Nox ne la suit pas des yeux. Il garde son regard rivé sur moi, ce sourire narquois toujours accroché aux lèvres, comme s'il attendait patiemment de voir ce que j'allais faire de cette scène ridicule dans laquelle je viens de m'échouer.

Et c'est précisément ce sourire qui me réveille.

Je serre les poings, sens la honte se transformer en quelque chose de plus dur, de plus utile — de la colère, pure et simple, contre lui, contre moi-même, contre cette nuit entière qui refuse de finir.

— Je ne suis pas venue pour ça, dis-je enfin, la voix tremblante mais déterminée.

— Je sais très bien pourquoi tu es venue, répond-il, amusé. Tu cherchais une sortie. Tu es tombée sur autre chose.

— Peu importe.

Je recule d'un pas, puis d'un autre, sans le quitter des yeux, refusant de lui laisser voir mon dos comme on refuserait de tourner le dos à un animal dont on ignore encore s'il va bondir.

— Tu ne veux pas rester discuter un peu ? lance-t-il, la voix chargée d'une ironie insupportable. On dirait que tu as des choses à dire.
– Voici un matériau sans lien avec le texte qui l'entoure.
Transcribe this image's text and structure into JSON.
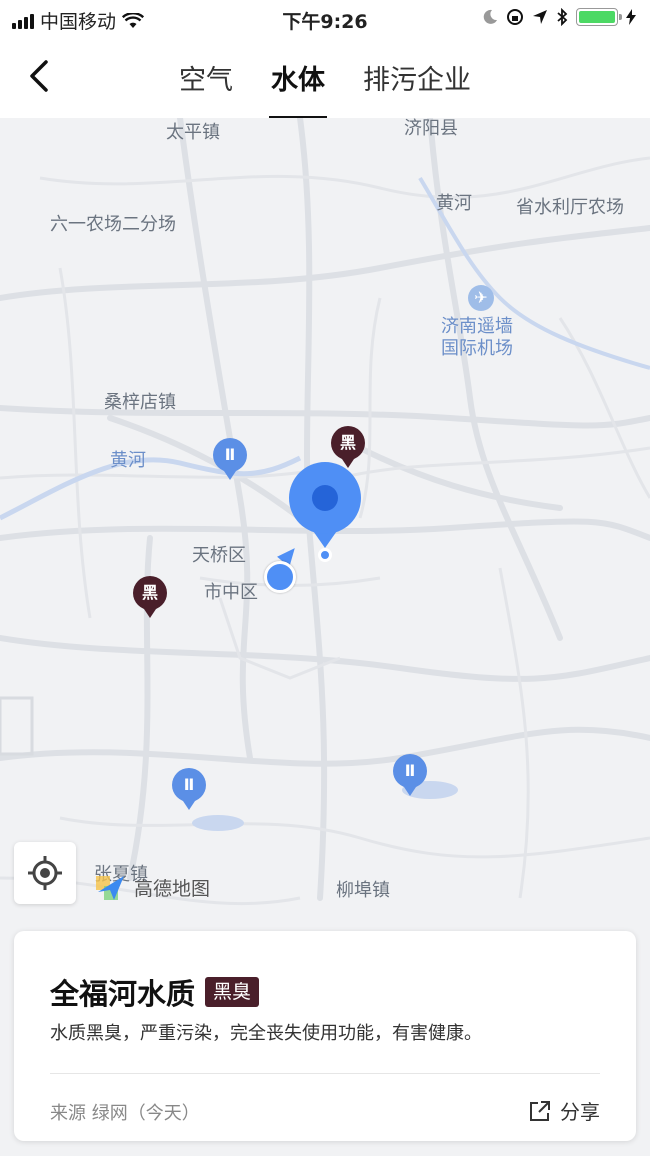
{
  "status_bar": {
    "carrier": "中国移动",
    "time": "下午9:26"
  },
  "nav": {
    "tabs": [
      {
        "label": "空气",
        "active": false
      },
      {
        "label": "水体",
        "active": true
      },
      {
        "label": "排污企业",
        "active": false
      }
    ]
  },
  "map": {
    "labels": {
      "taiping": "太平镇",
      "jiyang": "济阳县",
      "liuyi": "六一农场二分场",
      "huanghe_ne": "黄河",
      "shengshuili": "省水利厅农场",
      "airport_line1": "济南遥墙",
      "airport_line2": "国际机场",
      "sangzidian": "桑梓店镇",
      "huanghe_w": "黄河",
      "tianqiao": "天桥区",
      "shizhong": "市中区",
      "zhangxia": "张夏镇",
      "liubu": "柳埠镇"
    },
    "marker_black_label": "黑",
    "marker_blue_label": "Ⅱ",
    "attribution": "高德地图"
  },
  "card": {
    "title": "全福河水质",
    "badge": "黑臭",
    "description": "水质黑臭，严重污染，完全丧失使用功能，有害健康。",
    "source": "来源 绿网（今天）",
    "share_label": "分享"
  },
  "colors": {
    "black_marker": "#4a1f2a",
    "blue_marker": "#5b8fe6",
    "location": "#4f8ff5"
  }
}
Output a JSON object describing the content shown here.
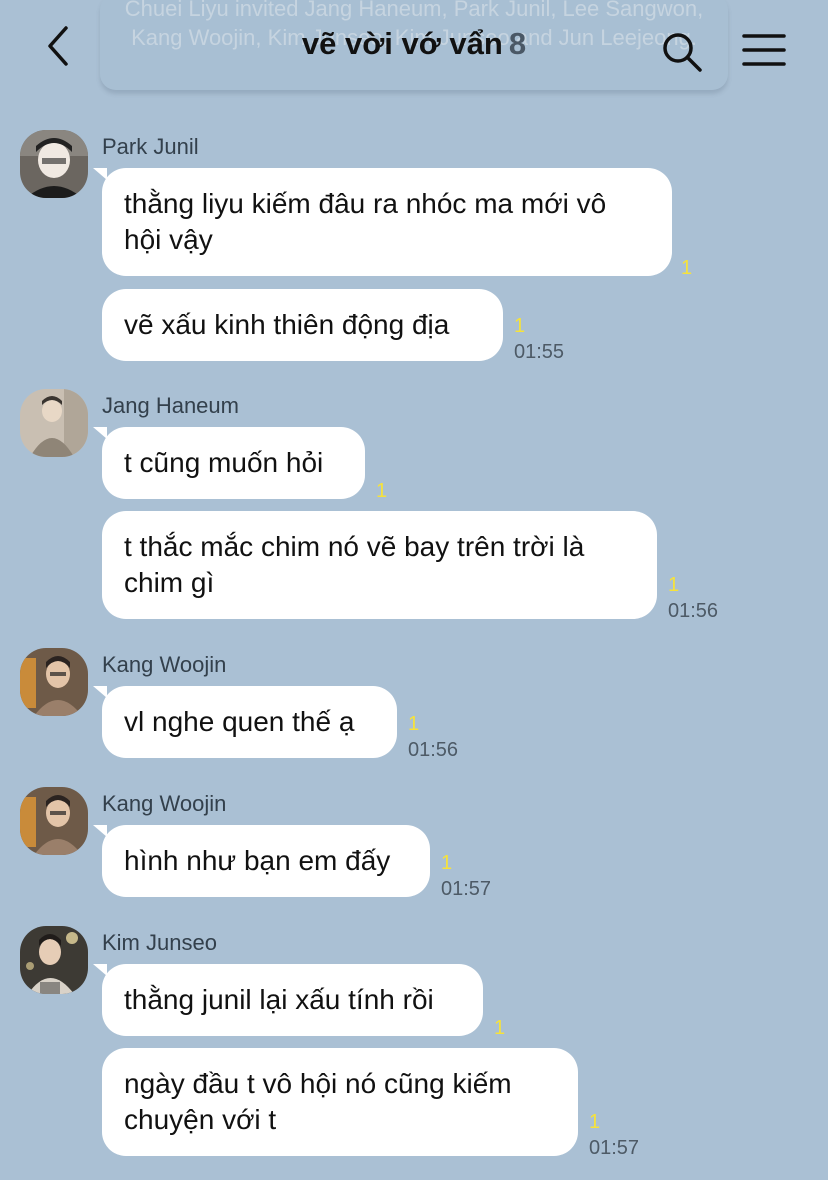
{
  "header": {
    "notice": "Chuei Liyu invited Jang Haneum, Park Junil, Lee Sangwon, Kang Woojin, Kim Junseo, Kim Junseo and Jun Leejeong.",
    "title": "vẽ vời vớ vẩn",
    "member_count": "8",
    "icons": {
      "back": "chevron-left-icon",
      "search": "search-icon",
      "menu": "hamburger-menu-icon"
    }
  },
  "colors": {
    "background": "#aac0d4",
    "bubble": "#ffffff",
    "unread": "#f6e23c",
    "time": "#4d5a66"
  },
  "messages": [
    {
      "sender": "Park Junil",
      "text": "thằng liyu kiếm đâu ra nhóc ma mới vô hội vậy",
      "unread": "1",
      "time": ""
    },
    {
      "sender": "",
      "text": "vẽ xấu kinh thiên động địa",
      "unread": "1",
      "time": "01:55"
    },
    {
      "sender": "Jang Haneum",
      "text": "t cũng muốn hỏi",
      "unread": "1",
      "time": ""
    },
    {
      "sender": "",
      "text": "t thắc mắc chim nó vẽ bay trên trời là chim gì",
      "unread": "1",
      "time": "01:56"
    },
    {
      "sender": "Kang Woojin",
      "text": "vl nghe quen thế ạ",
      "unread": "1",
      "time": "01:56"
    },
    {
      "sender": "Kang Woojin",
      "text": "hình như bạn em đấy",
      "unread": "1",
      "time": "01:57"
    },
    {
      "sender": "Kim Junseo",
      "text": "thằng junil lại xấu tính rồi",
      "unread": "1",
      "time": ""
    },
    {
      "sender": "",
      "text": "ngày đầu t vô hội nó cũng kiếm chuyện với t",
      "unread": "1",
      "time": "01:57"
    }
  ]
}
— Je n'ai rien à vous dire.

— Vraiment.

Ce n'est pas une question. C'est une affirmation, prononcée avec ce calme glacial qui me met hors de moi plus que n'importe quel cri n'aurait pu le faire.

Je ne réponds pas. Je tourne les talons, malgré le frisson qui me parcourt à l'idée de lui montrer mon dos, et je quitte la pièce d'un pas rapide, presque en fuite, refermant la porte derrière moi avec plus de force que nécessaire.

Dans le couloir, seule, le cœur encore emballé, je m'appuie contre le mur et ferme les yeux une seconde, tentant de rassembler les morceaux épars de ma dignité.

Une sortie. Il me faut juste trouver une sortie.